Crônicas da Surdez Eventos e Palestras

Crônicas da Surdez no Facebook: como foi a ida à Califórnia

De volta à vida real, escrevo esse post com o notebook nas coxas em frente ao berço enquanto o bebê decidiu dar um descanso que deve durar uns quinze minutos, rsrsrs! Vocês leram o post que contou que o Crônicas da Surdez foi selecionado para ser uma das 5 comunidades que receberão um fundo de até 1 milhão de dólares do Facebook, certo?

Bem, imaginem como está a minha cabeça. A sensação que tenho é a de que estou vivendo dentro de um liquidificador desde que recebi a notícia. O mais engraçado é que criei a comunidade no FB justamente porque não dava mais conta de responder a quantidade de mensagens que recebia com perguntas/pedidos – e, desde que soube da novidade e o resto do mundo também, isso precisa ser multiplicado por dez.

Já fica aqui o meu mais sincero pedido de desculpas a todos para os quais estou devendo um email/mensagem/WhatsApp.
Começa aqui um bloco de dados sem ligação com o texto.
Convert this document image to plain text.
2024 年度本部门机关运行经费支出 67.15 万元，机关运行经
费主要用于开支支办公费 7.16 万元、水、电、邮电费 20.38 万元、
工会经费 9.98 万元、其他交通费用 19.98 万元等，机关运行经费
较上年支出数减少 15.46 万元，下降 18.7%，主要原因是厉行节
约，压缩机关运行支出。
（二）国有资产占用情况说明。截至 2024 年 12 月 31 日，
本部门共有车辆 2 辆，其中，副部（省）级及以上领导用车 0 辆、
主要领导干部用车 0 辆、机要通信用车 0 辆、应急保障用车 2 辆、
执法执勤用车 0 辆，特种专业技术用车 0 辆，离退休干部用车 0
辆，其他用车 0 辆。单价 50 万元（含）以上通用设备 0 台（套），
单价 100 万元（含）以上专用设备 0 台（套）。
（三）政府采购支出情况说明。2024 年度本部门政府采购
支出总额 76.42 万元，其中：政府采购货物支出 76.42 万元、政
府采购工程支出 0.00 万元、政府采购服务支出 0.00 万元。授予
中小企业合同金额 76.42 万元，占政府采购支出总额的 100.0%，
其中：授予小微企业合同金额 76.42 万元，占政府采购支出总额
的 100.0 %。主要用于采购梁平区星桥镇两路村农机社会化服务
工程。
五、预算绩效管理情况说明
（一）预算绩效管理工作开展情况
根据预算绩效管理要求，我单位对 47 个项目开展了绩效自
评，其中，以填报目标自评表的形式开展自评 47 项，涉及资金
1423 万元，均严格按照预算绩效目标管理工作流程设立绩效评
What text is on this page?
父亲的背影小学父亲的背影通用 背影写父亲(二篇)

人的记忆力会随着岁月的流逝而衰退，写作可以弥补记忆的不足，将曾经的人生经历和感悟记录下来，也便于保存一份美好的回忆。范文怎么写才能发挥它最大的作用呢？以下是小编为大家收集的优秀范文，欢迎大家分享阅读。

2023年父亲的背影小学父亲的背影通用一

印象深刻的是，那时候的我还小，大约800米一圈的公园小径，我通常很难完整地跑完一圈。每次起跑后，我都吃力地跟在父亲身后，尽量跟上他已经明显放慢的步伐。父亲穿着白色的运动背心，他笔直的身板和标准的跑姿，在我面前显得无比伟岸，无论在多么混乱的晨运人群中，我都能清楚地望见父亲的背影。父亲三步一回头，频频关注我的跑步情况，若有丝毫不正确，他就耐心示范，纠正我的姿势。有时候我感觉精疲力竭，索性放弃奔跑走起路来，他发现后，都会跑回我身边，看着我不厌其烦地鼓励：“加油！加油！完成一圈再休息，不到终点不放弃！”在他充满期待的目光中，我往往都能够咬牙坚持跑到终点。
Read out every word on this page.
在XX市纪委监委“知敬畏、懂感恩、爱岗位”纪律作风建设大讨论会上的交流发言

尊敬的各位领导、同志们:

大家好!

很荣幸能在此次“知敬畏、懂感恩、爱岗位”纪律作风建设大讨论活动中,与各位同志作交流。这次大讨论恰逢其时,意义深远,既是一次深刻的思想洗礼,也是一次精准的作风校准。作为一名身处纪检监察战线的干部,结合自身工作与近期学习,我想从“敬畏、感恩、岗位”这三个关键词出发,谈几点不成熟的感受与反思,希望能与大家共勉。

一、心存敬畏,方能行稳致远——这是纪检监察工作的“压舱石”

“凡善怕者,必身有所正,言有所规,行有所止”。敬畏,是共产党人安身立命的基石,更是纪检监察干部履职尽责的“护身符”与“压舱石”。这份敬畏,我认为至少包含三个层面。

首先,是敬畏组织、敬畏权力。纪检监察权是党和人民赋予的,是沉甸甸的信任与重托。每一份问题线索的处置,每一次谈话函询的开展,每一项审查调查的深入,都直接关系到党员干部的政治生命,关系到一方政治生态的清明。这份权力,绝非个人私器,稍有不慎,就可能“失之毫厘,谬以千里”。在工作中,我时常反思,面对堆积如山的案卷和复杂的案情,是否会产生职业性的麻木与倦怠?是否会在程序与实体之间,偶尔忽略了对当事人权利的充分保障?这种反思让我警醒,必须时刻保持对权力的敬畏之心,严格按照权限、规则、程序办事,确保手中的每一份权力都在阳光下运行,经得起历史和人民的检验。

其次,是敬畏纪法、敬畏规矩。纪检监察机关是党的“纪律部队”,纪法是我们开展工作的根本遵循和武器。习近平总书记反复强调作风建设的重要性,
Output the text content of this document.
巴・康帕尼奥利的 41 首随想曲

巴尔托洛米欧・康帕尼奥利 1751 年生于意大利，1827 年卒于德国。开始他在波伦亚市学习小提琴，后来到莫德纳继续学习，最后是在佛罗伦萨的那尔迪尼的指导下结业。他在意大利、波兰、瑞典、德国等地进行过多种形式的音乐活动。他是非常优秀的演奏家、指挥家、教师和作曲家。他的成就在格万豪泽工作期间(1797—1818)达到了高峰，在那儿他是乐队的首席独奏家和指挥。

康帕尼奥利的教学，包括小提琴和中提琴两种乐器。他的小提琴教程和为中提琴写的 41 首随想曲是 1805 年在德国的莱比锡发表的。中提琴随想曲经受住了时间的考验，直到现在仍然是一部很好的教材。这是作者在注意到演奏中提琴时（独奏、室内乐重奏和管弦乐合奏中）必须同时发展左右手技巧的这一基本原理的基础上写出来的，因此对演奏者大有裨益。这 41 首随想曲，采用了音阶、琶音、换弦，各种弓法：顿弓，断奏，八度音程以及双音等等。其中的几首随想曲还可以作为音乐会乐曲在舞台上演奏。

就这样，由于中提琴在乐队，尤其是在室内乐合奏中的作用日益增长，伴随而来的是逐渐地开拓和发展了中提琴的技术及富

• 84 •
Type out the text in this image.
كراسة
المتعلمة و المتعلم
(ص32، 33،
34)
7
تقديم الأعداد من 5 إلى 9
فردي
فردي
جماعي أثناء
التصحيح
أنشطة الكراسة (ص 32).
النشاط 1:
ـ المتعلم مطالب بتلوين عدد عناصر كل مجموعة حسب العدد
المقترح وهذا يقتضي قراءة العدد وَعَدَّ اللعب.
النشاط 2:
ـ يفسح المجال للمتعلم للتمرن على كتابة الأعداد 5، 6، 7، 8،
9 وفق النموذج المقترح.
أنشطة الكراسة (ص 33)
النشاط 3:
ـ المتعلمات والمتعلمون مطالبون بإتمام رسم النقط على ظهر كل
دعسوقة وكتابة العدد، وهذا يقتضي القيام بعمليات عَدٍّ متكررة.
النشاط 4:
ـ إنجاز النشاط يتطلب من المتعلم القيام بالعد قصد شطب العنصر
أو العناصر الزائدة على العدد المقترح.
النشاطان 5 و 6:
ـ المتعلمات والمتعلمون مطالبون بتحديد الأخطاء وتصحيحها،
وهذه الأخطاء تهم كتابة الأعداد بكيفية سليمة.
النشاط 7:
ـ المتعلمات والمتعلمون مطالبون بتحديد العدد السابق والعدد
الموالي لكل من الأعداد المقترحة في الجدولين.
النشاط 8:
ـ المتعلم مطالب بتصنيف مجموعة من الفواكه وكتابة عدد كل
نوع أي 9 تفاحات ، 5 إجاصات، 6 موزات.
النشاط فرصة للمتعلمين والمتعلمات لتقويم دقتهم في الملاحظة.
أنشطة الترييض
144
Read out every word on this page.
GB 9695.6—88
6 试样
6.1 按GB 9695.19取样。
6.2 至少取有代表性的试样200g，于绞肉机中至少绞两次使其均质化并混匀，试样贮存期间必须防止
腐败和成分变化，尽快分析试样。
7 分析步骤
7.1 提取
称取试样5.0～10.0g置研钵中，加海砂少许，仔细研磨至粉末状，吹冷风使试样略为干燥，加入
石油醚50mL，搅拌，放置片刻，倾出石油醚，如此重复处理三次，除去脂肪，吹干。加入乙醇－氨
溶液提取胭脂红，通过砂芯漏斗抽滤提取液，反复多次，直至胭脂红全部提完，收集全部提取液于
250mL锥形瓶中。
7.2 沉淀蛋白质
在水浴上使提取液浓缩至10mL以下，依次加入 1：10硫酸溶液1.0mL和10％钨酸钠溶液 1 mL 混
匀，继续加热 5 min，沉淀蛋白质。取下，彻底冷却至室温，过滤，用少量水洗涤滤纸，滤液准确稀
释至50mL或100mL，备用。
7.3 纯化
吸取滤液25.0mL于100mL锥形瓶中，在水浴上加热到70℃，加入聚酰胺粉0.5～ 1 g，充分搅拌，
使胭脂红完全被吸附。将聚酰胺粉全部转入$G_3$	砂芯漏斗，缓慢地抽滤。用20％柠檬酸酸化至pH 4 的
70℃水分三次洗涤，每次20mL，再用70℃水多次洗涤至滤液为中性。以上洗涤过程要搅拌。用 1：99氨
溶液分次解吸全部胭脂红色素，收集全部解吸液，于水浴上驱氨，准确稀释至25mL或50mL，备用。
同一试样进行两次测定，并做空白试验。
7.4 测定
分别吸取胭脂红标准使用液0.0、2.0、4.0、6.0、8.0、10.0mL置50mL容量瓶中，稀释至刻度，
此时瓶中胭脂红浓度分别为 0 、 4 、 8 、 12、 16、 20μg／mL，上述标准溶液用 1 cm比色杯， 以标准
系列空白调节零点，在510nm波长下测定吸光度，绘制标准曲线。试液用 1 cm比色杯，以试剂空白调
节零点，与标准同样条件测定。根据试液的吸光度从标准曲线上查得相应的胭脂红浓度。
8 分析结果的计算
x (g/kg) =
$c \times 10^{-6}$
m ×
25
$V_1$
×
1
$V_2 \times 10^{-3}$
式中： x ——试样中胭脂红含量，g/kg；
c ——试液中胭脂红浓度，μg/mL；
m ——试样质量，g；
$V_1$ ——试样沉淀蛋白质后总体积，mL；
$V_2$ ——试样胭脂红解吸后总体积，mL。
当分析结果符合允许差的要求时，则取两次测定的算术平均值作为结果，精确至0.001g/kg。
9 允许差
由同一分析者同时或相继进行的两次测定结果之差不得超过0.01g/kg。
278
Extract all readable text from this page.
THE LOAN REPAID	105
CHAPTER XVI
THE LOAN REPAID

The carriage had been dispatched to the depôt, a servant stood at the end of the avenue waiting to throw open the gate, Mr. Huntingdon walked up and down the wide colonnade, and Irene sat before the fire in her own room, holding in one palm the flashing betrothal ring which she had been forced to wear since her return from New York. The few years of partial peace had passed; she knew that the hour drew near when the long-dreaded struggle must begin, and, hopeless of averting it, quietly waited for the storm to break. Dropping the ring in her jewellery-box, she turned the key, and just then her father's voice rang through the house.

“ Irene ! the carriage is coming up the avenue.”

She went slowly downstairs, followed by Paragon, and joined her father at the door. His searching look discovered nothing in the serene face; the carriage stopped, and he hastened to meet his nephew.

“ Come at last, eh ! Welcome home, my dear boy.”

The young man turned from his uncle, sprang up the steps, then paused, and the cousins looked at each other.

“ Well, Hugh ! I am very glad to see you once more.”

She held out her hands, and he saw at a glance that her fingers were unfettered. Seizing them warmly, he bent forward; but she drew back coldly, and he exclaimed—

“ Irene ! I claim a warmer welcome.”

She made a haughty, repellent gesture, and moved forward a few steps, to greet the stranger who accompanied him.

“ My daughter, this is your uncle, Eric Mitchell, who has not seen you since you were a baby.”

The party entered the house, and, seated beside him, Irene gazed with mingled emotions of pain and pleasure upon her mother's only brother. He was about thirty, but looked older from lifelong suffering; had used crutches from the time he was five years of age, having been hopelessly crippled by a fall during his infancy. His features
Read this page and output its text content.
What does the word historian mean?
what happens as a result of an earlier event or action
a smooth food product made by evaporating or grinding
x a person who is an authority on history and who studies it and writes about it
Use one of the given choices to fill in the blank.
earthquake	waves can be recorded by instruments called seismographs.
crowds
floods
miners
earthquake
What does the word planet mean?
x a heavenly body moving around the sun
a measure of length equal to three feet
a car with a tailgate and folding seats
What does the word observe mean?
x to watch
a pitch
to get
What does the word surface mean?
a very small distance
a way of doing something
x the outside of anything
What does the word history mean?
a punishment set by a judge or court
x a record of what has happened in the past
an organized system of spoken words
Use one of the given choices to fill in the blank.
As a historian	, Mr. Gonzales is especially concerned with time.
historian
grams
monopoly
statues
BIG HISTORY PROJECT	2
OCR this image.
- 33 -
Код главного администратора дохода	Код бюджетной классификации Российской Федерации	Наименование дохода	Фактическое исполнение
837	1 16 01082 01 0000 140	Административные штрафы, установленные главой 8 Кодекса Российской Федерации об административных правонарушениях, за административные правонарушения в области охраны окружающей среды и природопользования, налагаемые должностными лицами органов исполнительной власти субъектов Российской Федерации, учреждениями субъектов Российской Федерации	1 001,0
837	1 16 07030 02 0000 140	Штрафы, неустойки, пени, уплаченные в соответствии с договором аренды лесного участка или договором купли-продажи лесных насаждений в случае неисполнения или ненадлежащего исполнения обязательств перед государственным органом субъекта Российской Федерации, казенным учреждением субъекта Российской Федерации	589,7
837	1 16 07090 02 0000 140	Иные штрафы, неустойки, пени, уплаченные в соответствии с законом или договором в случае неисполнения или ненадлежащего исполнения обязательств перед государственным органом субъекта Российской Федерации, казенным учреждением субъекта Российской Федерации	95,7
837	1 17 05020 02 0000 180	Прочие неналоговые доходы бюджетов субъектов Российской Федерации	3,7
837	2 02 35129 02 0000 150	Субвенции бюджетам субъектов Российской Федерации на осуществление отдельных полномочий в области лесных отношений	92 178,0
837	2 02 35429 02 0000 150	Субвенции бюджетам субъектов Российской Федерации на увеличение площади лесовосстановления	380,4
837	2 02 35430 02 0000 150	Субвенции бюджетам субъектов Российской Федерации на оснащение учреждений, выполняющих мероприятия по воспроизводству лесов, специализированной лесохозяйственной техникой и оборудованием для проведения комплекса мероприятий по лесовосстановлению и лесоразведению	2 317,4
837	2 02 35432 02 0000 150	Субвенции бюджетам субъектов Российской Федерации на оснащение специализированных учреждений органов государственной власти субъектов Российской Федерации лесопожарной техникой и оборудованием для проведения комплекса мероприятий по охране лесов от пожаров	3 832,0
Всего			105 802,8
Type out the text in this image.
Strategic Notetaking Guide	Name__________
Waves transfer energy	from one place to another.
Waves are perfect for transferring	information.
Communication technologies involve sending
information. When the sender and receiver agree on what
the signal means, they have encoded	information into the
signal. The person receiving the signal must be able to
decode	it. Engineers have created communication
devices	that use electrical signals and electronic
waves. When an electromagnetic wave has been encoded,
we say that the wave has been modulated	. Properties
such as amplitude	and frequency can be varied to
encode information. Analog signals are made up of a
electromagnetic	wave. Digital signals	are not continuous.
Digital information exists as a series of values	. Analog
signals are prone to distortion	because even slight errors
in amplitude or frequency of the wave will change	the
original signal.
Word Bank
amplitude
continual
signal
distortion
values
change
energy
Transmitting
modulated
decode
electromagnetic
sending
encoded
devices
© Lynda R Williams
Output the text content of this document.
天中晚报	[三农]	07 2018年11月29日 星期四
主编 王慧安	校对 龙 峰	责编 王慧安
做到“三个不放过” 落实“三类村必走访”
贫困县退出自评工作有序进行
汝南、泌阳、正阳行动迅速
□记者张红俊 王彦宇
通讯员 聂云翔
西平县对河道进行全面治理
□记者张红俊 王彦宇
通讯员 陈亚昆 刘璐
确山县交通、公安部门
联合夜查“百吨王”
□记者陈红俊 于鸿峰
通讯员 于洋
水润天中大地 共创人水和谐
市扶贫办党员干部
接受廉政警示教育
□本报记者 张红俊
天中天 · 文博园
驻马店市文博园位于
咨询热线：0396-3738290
Sou uma só e a vida real engole a gente de um jeito que vocês sabem bem…

Mas vamos lá! 🙂

A chegada

Cheguei no aeroporto de San Francisco após um vôo de 5 horas de NY e havia um motorista me esperando, com plaquinha na mão e tudo (fiquei me sentindo a Xuxa, rsrsrs). Fui para o hotel, e de lá chamei um Uber para ir até o Google. Assim que entrei no carro, me deparei com um vovô muito fofo e super conversador, que não parava de falar.

Quando ele me perguntou o que eu estava fazendo na Califórnia e contei, aí sim que ele não parou mais. Comentei como continuava sendo emocionante para mim conversar com um motorista estando sentada no banco de trás de carro, já que passei a vida inteira sem ser capaz de fazer isso. E em inglês então… Mesmo 5 anos após o primeiro IC, sigo dando suspiros profundos em várias situações. Essa foi uma delas! Muitas coisas que hoje consigo fazer seguem parecendo surreais para mim. Emoção e gratidão definem. 🙂

Google

Assim que cheguei na Califórnia, fui direto para o Google, a convite do Itamar, que é engenheiro da empresa. Qual não foi a minha surpresa quando me deparei com um telefone TDD por lá, no tour de acessibilidade, como se aquilo fosse acessibilidade para qualquer surdo em pleno 2018. A vontade era de sentar e chorar – e era o segundo TDD do dia, pois o primeiro estava no meu quarto de hotel, decorando a mesinha de cabeceira, rsrsrs!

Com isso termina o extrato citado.